So I'm going to challenge you, what do you still have hanging around that
you created years ago - pics, actual patterns, actual garments? Do you have
a fabulous collection of knitwear designs from decades ago? Show us.
I like vintage clothes and have since I was in grad school, during the first wave of vintage. Ahhh, to live in Florida when retirees moving south were getting rid of fabulous 1940s and 1950s wear! I had friends who made great money picking through South Florida thrift and charity shops for excellent swag, then turning around at selling it to the students at UF. Those were the days--good stuff could be had relatively cheaply. I wasn't doing a lot of sewing then but I had several cool beaded outfits that I liked to wear out clubbing.
But lately, I'm of 2 minds re: vintage.

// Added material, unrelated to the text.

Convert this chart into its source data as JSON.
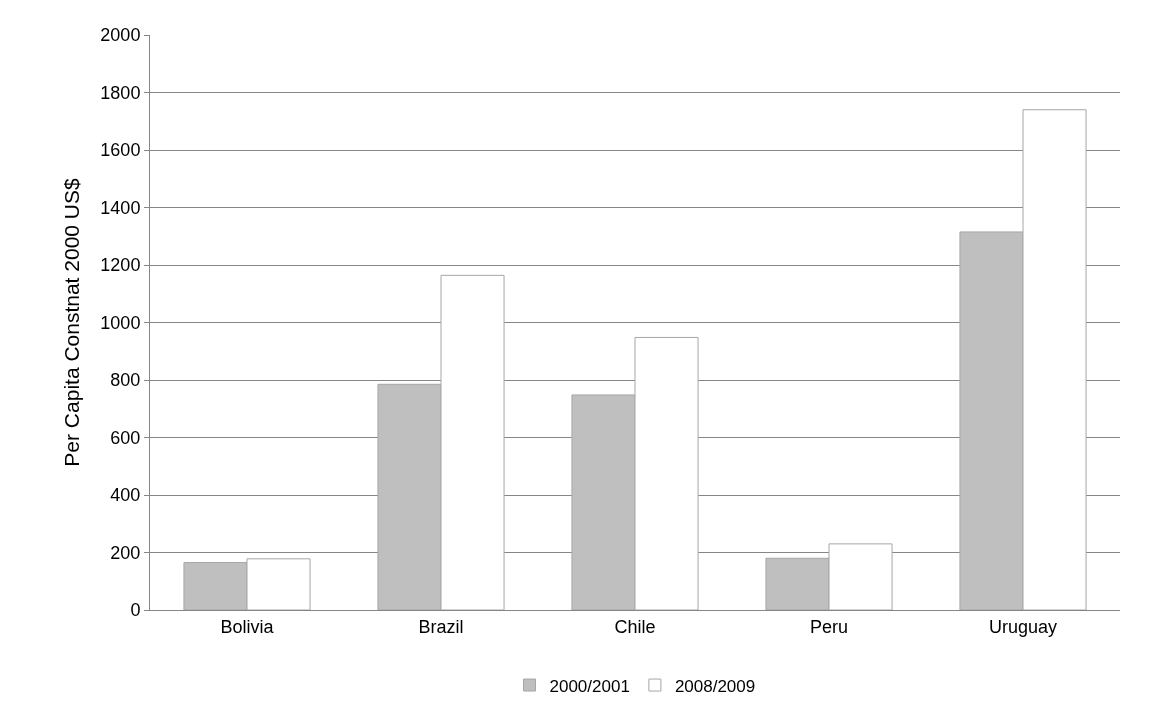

I love all the vintage garments I'm seeing on various blogs like Hungry Zombie Couture and Pins and Needles, not to mention Erin's inspirational pattern shots on A Dress a Day. But I'd feel like I was in a costume if I wore them myself. Maybe my time for full-out vintage looks is over.
Unfortunately, I don't have a lot of pictures of myself in outfits back in the day. I remember at least 3 dresses I made for high school dances in the mid 1970's:
- There was a chiffon and crepe print halter dress I made for the junior prom. The chiffon was white with purple flowers printed on it. The crepe was plain white. Both polyester of course. The chiffon was an overlayer that also formed a capelet attached to the halter's neckline.
- Homecoming senior year was a long sleeved black Qiana dress with large art deco flowers. I'm not sure, I think it was empire waisted but cut narrow and a bit low cut for high school.
- And the senior prom dress was a Gunne Sax knockoff--they were the rage! Mine was yellow cotton with yards of white crochet-look lace. I liked it so much better than the drab tea stained shaded of the real Gunne Sax dresses from the store. I remember I wore white patent leather platform sandals with that one, and my date wore a matching yellow and black tuxedo. Don't laugh, it was cool to dress that way back in 1976!
I know these photos must still exist someplace, probably at the 2 family houses in Louisville. I'll ask my sister and brother to take a look around for them sometime when they have a chance. David still lives at my parents' house (nothing has changed) and Ellen inherited my grandparents' house from my uncle when he passed away. Both places have been in the family a long long time. The actual patterns are probably long gone though, and my mom's notebooks from her sewing classes in the 1940s. Too bad.
Anyway, back to me and my early sewing days. I actually used 2 machines, my mom's White (a tank from the 1950s that had its own cabinet) and my grandma's Singer (a "portable" black enamel tank with a bentwood case). I still have the Singer.
I remember being pretty fearless in my sewing. Of course it helps that I could run up a pattern right out of the envelope. Plus I didn't know I was supposed to be intimidated by fabric and patterns. So I'd try almost anything. I'm sure there were a lot of mistakes, but I was oblivious. I wore my clothes and loved them--the jeans, the embroidered cowboy shirts, the tunic tops, halters, sundresses, "baggies" with cuffs, shirt dresses, and on and on. My parents would almost always finance my fabric purchases, more so than my RTW trips to Stewarts, Bacons, and Levy Brothers. There was a fabric shop (creatively named "The Fabric Shop") located within walking distance at the local shopping center, which made it easy to buy fabric in the afternoon, sew it that evening, and wear it to school the next day.
Actually, the 2 most vintage things I have at my house are quilts that were made by my mom's paternal grandmother, who worked as a professional seamstress for a time.
This one is a doll quilt. Based on the bubblegum pink color and my mom's birthdate, I'd peg it at mid-1930s. I'm planning to have it framed one of these days for display in the sewing room. I think the doilies are from around the same period. I don't know their provenance, but I know my maternal grandmother had them at her home. They're teeny tiny gauge crochet and I want to frame them up too.
This one is for a regular bed. It's handstitched and made from scraps of men's shirtings, but was meant to be a utility quilt, not a "company" quilt. That's Ghost checking things out. Basically there are squares of plain muslin crazy quilted with the shirtings, joined together and hand quilted with a fan stitch. According to an appraisal I had done, the fabrics date from the 1910's.
Strangely, I don't have any quilts from my paternal grandmother, who lived in Appalachia and quilted all of the time. This is probably because she made them to sell, like a lot of the mountain ladies did. She also had a lot of children (13) and grandchildren(?) and the family quilts probably all went to the daughters (My dad received a shotgun when she passed. No, I'm not kidding).
Like a lot of us, I've been acquiring vintage patterns. Most of them have come from my ASG sewing sisters (meaning free or near free). Maybe I'll sew some of them up in spite of my misgivings, maybe not, does it really matter? Anyway, I've already gone on and on about my early days of sewing so I'll post more about that collection another time.